I need help plotting some categorical and numerical Values in python. the code is given below:
import pandas as pd
import numpy as np
import matplotlib.pyplot as plt
import seaborn as sns
df=pd.read_csv('train_feature_store.csv')
df.info
df.head
df.columns
plt.figure(figsize=(20,6))
sns.countplot(x='Store', data=df)
plt.show()
Size = df[['Size','Store']].groupby(['Store'], as_index=False).sum()

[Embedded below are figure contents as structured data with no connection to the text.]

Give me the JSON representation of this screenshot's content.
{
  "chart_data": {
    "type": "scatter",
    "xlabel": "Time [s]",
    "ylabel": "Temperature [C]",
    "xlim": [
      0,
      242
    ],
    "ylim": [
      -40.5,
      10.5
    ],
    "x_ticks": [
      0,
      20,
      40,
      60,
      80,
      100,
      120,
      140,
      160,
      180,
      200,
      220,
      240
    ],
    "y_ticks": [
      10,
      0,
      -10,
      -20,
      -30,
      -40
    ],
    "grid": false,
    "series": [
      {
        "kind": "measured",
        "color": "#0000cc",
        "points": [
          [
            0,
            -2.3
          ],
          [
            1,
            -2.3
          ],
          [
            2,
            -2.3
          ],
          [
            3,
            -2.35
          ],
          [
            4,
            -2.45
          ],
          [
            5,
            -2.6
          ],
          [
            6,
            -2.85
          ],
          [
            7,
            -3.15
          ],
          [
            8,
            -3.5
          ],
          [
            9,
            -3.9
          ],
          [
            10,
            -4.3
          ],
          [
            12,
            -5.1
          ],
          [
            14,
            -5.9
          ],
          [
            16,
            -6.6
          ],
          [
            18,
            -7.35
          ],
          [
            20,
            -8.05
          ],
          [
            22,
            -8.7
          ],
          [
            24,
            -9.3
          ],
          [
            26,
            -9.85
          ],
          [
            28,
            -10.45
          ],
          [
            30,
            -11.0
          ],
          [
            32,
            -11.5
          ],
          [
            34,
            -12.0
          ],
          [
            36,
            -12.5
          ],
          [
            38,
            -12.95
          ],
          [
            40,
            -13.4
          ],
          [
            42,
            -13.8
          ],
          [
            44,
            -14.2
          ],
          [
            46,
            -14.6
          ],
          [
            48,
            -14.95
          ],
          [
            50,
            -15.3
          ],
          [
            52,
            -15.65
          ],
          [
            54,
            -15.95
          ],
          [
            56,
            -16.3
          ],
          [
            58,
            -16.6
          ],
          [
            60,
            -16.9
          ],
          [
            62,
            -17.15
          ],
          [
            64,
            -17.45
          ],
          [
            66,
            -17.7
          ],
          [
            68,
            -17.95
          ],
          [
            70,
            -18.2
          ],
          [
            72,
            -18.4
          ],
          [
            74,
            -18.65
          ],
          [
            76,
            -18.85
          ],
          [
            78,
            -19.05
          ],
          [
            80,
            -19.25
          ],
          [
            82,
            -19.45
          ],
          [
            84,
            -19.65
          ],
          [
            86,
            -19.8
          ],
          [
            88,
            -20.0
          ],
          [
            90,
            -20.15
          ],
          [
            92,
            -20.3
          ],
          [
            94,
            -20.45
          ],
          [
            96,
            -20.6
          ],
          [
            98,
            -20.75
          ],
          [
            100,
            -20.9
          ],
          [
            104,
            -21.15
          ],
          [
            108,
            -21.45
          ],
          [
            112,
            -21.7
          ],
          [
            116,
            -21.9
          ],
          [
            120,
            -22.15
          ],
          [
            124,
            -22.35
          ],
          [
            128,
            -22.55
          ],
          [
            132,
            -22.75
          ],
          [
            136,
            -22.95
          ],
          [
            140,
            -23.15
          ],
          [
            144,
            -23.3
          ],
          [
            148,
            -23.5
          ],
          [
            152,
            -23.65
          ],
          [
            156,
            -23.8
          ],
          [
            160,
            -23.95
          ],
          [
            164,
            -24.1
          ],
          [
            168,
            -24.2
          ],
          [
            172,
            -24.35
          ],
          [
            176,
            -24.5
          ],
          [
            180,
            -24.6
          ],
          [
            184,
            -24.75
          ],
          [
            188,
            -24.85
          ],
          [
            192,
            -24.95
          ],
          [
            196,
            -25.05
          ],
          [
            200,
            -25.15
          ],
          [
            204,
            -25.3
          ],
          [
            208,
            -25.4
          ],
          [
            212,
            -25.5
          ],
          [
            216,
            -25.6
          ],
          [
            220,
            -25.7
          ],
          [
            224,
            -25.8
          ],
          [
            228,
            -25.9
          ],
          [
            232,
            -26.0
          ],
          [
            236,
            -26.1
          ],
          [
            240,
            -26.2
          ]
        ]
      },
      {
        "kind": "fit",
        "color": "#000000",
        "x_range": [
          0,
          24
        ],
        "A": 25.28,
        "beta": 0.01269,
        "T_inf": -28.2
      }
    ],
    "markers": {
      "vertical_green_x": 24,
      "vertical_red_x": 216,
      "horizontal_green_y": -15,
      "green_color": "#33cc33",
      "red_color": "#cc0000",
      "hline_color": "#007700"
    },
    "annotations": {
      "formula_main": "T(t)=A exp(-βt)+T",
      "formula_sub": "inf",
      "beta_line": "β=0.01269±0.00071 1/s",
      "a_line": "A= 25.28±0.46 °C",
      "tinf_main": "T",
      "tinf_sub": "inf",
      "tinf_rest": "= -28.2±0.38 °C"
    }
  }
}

Size.sort_values(by=['Size'],ascending=False).head(10)
However, the data size is so huge (Big data) that I'm not even able to make meaningful plotting in python. Basically, I just want to take the top 5 or top 10 values in python and make a plot of that as given below:-
In an attempt to plot the thing, I'm trying to put the below code into a dataframe and plot it, but not able to do so. Can anyone help me out in this:-
Size = df[['Size','Store']].groupby(['Store'], as_index=False).sum()
Size.sort_values(by=['Size'],ascending=False).head(10)
Below, is a link to the sample dataset. However, the dataset is a representation, in the original one where I'm trying to do the EDA, which has around 3 thousand unique stores and 60 thousand rows of data. PLEASE HELP! Thanks!